The first Pia lamps were designed in the 1940s by architect Tore Ahlsén, who wanted to bring nature’s beautiful, gentle light indoors. He experimented with a silver wire bent in circles from various fixed points. The name comes from mathematics: Pi being the ratio between a circle’s circumference to its diameter.

Together with his brother Erik, Tore Ahlsén designed many buildings that characterised the architecture of the Swedish welfare state, including the PUB building in Stockholm, the Kasper Salin award-winning Medborgarhuset in Örebro and Årsta centrum in the 1940s.

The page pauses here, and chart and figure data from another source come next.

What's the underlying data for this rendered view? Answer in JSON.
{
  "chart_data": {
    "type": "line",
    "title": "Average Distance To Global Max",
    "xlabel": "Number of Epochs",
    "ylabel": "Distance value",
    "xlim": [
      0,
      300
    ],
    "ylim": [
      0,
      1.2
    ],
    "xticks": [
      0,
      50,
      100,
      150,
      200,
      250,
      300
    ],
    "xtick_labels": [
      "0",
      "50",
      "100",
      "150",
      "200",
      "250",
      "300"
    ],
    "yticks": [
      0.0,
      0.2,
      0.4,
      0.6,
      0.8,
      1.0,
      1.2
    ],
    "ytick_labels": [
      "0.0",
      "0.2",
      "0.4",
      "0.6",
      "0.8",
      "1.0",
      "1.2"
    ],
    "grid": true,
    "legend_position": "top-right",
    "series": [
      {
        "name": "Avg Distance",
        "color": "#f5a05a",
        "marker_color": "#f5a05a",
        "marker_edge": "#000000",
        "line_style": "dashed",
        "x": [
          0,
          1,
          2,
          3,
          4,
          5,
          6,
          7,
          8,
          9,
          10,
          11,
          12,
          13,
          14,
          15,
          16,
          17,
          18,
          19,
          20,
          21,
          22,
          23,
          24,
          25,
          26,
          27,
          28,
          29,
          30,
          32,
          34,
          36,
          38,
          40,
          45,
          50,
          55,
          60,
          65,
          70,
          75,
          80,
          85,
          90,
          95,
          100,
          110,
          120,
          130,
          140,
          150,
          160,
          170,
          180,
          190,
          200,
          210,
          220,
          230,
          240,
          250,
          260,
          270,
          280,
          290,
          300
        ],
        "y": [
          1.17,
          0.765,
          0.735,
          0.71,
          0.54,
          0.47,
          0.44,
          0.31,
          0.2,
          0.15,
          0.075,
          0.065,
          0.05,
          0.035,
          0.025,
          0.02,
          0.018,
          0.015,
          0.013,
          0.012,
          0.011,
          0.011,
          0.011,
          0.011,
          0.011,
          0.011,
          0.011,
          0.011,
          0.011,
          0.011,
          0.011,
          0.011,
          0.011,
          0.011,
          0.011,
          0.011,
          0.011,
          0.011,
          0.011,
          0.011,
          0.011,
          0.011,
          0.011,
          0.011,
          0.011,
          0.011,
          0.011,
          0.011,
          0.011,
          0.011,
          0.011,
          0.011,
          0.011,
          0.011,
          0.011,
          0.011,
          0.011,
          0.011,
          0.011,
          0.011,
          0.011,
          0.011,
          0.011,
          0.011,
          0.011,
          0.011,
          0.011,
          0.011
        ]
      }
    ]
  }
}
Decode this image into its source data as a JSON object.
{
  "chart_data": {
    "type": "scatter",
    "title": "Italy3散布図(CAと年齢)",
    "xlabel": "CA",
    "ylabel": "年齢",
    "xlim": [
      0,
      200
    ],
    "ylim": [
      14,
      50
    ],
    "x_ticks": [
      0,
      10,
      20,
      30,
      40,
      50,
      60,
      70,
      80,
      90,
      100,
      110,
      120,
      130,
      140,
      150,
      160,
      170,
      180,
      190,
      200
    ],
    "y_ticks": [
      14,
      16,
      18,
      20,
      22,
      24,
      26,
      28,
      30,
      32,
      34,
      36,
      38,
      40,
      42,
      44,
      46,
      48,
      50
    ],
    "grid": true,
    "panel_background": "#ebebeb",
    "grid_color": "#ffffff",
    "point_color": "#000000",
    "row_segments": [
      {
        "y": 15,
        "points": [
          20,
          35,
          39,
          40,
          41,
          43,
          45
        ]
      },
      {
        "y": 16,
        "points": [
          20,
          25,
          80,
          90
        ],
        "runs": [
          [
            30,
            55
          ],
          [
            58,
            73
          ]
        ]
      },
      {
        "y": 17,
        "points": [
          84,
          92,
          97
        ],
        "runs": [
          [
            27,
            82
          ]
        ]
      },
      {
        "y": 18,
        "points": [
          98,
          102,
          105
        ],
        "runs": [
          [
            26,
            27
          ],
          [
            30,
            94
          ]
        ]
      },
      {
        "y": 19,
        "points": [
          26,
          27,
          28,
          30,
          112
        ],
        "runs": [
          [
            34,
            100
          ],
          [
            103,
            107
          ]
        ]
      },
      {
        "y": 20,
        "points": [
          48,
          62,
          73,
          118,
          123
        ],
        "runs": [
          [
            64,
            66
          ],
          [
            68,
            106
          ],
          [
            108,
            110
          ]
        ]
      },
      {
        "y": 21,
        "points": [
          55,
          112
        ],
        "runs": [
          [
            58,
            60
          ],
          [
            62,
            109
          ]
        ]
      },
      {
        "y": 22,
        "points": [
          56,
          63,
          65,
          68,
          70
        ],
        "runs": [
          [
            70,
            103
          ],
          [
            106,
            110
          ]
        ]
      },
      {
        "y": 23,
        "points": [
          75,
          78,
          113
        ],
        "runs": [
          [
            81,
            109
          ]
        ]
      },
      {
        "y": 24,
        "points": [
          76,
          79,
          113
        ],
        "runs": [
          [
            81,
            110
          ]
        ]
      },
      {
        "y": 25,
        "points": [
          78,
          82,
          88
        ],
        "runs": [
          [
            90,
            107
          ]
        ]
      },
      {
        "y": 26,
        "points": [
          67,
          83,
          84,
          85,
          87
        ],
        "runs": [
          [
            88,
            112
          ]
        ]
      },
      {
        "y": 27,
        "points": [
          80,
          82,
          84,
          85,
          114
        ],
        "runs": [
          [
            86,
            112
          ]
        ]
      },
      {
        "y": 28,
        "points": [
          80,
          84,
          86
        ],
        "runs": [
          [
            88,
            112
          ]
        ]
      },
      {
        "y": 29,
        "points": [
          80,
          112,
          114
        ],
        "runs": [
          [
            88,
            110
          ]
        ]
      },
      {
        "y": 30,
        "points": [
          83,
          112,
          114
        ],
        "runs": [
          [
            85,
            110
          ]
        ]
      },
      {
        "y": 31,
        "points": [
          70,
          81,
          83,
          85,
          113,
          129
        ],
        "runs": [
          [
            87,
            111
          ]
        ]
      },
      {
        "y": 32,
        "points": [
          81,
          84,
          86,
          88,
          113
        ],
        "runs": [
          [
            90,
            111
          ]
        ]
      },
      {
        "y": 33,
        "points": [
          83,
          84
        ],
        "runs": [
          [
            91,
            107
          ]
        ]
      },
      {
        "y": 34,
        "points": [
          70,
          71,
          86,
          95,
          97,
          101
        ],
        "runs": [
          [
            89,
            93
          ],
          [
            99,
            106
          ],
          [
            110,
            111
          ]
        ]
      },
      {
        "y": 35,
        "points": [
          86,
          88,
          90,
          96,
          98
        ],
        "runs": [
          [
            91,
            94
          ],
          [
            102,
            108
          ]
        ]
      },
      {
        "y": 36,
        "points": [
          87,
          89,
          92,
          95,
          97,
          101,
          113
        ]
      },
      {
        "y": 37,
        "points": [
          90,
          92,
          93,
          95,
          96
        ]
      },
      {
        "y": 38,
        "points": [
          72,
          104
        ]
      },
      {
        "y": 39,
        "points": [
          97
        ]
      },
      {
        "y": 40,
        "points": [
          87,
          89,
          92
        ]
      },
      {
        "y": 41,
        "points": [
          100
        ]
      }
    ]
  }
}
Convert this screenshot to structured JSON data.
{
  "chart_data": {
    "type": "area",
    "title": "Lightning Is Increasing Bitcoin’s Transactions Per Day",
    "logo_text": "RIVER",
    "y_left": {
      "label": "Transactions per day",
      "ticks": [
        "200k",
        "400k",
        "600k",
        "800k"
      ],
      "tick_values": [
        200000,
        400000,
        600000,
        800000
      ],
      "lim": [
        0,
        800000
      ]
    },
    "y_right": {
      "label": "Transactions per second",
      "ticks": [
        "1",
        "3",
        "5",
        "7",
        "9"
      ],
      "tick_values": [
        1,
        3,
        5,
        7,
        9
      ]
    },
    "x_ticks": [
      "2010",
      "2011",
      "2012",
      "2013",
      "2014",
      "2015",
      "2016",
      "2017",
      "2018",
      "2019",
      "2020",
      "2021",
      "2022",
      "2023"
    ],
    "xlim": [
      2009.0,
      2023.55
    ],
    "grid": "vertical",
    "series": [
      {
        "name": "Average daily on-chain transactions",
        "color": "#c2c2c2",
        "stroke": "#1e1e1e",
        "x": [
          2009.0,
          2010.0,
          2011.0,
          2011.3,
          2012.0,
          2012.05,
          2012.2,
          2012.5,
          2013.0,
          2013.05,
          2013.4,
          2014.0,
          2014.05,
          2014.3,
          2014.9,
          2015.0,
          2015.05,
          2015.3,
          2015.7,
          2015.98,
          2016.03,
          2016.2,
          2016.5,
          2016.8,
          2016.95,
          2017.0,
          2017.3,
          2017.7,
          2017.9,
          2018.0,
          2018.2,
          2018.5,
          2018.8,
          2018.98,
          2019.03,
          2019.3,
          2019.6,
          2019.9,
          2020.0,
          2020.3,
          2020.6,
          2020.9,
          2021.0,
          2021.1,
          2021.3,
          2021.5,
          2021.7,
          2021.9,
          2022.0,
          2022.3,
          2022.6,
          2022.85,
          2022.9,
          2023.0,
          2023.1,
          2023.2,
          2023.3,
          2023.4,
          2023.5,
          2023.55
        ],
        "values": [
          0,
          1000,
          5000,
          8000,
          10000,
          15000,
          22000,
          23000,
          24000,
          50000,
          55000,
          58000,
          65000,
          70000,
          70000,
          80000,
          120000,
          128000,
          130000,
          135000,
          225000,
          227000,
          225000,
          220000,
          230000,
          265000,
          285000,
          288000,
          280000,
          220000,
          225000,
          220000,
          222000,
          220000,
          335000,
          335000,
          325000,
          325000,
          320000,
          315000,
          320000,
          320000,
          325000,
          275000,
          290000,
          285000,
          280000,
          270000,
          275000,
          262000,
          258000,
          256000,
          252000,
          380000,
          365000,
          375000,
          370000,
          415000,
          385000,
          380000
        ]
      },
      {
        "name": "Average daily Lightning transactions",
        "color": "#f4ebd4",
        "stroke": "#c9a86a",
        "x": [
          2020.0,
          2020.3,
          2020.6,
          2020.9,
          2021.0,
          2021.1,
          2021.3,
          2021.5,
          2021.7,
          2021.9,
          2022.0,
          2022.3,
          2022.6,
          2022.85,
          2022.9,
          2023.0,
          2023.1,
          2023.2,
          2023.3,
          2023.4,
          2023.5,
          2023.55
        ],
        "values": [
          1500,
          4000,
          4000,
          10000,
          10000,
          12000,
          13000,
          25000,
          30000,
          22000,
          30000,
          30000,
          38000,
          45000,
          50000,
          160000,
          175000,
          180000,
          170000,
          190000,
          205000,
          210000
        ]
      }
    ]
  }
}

That is where the very first Pia lamps were designed and they still hang in Folkets Hus today.

In the mid-1970s, Gärsnäs took over the production of the Pia lamps. Products of craftsmanship, they are available as pendants, ceiling fixtures and floor lamps, the latter somewhat oddly named Napoleon by the Nile, for the shape of the regulator at the foot of the lamp that resembles Napoleon’s famous silhouette with the hat. The lamp’s globe is like Napoleon looking at the moon over the Nile. This floor model was first designed for Kooperativa Förbundet and later produced by Nordiska Kompaniet, but was gradually dropped from production.

Since 1976, Gärsnäs has made Napoleon by the Nile with a black, cast-iron foot. Tore Ahlsén also designed our popular Pia garden chairs in white-painted metal.